Dans un contexte où se dégage un fort consensus en faveur d'une inflation toujours plus élevée, Julian Howard plaide pour garder la tête froide. Il affirme que les principaux moteurs de l'inflation ont tous le potentiel de s'estomper au cours de l'année prochaine et, étant donné l'imprévisibilité de l'inflation, les investisseurs ne devraient pas être obsédés par son atténuation.

9 mai 2022

En médecine, les directives cliniques suggèrent souvent d'attendre que les symptômes légers ou modérés persistent avant de consulter un professionnel. Pour la simple et surprenante raison que de nombreuses affections se résorbent en l'espace d'une semaine environ. Mais pour nombre d’investisseurs aujourd'hui, les « symptômes » de l'inflation ont duré trop longtemps, l'inflation globale aux États-Unis atteignant 8,5% en glissement annuel en mars et 7% au Royaume-Uni. Cette hausse apparemment ininterrompue des prix est problématique du point de vue des investissements pour plusieurs raisons.

Premièrement, l'inflation - surtout lorsqu'elle s'accélère plus vite que les salaires - freine la demande des consommateurs, car une part croissante du revenu disponible est consacrée aux produits de première nécessité tels que la nourriture, le logement et l'énergie. Il reste donc moins à dépenser dans d'autres secteurs de l'économie. Une étude récente menée au Royaume-Uni a révélé que les consommateurs ont réduit drastiquement leurs abonnements aux services audiovisuels ;le nombre de foyers britanniques disposant d'au moins un service de streaming payant ayant diminué de 215 000 au cours du seul premier trimestre 2022.1 Cela suggère que la solidité financière des secteurs qui dépendent des consommateurs, mais qui ne fournissent pas de biens ou de services essentiels, pourrait être menacée.

Le second mécanisme est le resserrement de la politique monétaire, qui freine la demande à la fois en ralentissant la création de crédit et en rendant l'épargne relativement plus attrayante que les dépenses.

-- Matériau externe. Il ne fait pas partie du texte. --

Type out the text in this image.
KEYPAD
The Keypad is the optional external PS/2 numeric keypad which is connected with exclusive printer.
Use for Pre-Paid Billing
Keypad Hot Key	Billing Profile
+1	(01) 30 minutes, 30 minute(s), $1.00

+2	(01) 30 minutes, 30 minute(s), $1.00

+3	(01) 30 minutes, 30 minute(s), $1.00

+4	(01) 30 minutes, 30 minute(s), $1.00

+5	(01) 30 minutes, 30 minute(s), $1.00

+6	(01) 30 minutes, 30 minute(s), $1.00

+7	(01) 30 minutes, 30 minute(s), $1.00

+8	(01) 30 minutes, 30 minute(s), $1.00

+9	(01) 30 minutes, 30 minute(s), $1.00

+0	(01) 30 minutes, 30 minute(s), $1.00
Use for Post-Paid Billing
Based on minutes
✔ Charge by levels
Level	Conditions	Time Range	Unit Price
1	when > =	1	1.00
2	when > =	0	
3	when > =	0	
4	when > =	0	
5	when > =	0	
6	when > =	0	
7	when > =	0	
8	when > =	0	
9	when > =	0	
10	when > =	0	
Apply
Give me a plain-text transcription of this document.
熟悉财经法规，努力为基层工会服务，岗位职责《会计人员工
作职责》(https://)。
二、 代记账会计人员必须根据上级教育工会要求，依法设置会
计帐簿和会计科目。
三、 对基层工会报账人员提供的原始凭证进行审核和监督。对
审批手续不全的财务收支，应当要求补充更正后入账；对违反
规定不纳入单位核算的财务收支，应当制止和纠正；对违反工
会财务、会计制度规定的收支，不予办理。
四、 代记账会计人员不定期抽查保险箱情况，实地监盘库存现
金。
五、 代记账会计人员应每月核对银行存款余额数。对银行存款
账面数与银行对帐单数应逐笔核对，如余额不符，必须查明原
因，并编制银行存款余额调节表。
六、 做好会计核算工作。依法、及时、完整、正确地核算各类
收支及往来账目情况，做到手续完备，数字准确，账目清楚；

Les marchés s'attendent à ce que la Réserve fédérale américaine (Fed) relève ses taux d'intérêt d'environ 2,5% en 2022, mais certains de ses responsables ont préconisé une approche plus agressive. Le président de la Federal Reserve Bank of Saint Louis, James Bullard, a déclaré en avril que la banque centrale ne devrait pas exclure une hausse des taux de 75 points de base lors de sa prochaine réunion de politique monétaire. Cela pourrait constituer un choc pour une économie habituée à un régime de taux d'intérêt bas quasi-permanent. Selon un analyste du marché immobilier, environ 70% des propriétaires américains bénéficient de prêts hypothécaires dont le taux est inférieur à 4%2, ce qui les rend vulnérables, ainsi que l'ensemble de l'économie, à un resserrement de la politique monétaire. Tout ralentissement de l'économie américaine est susceptible de nuire aux parties les plus cycliques du marché des actions.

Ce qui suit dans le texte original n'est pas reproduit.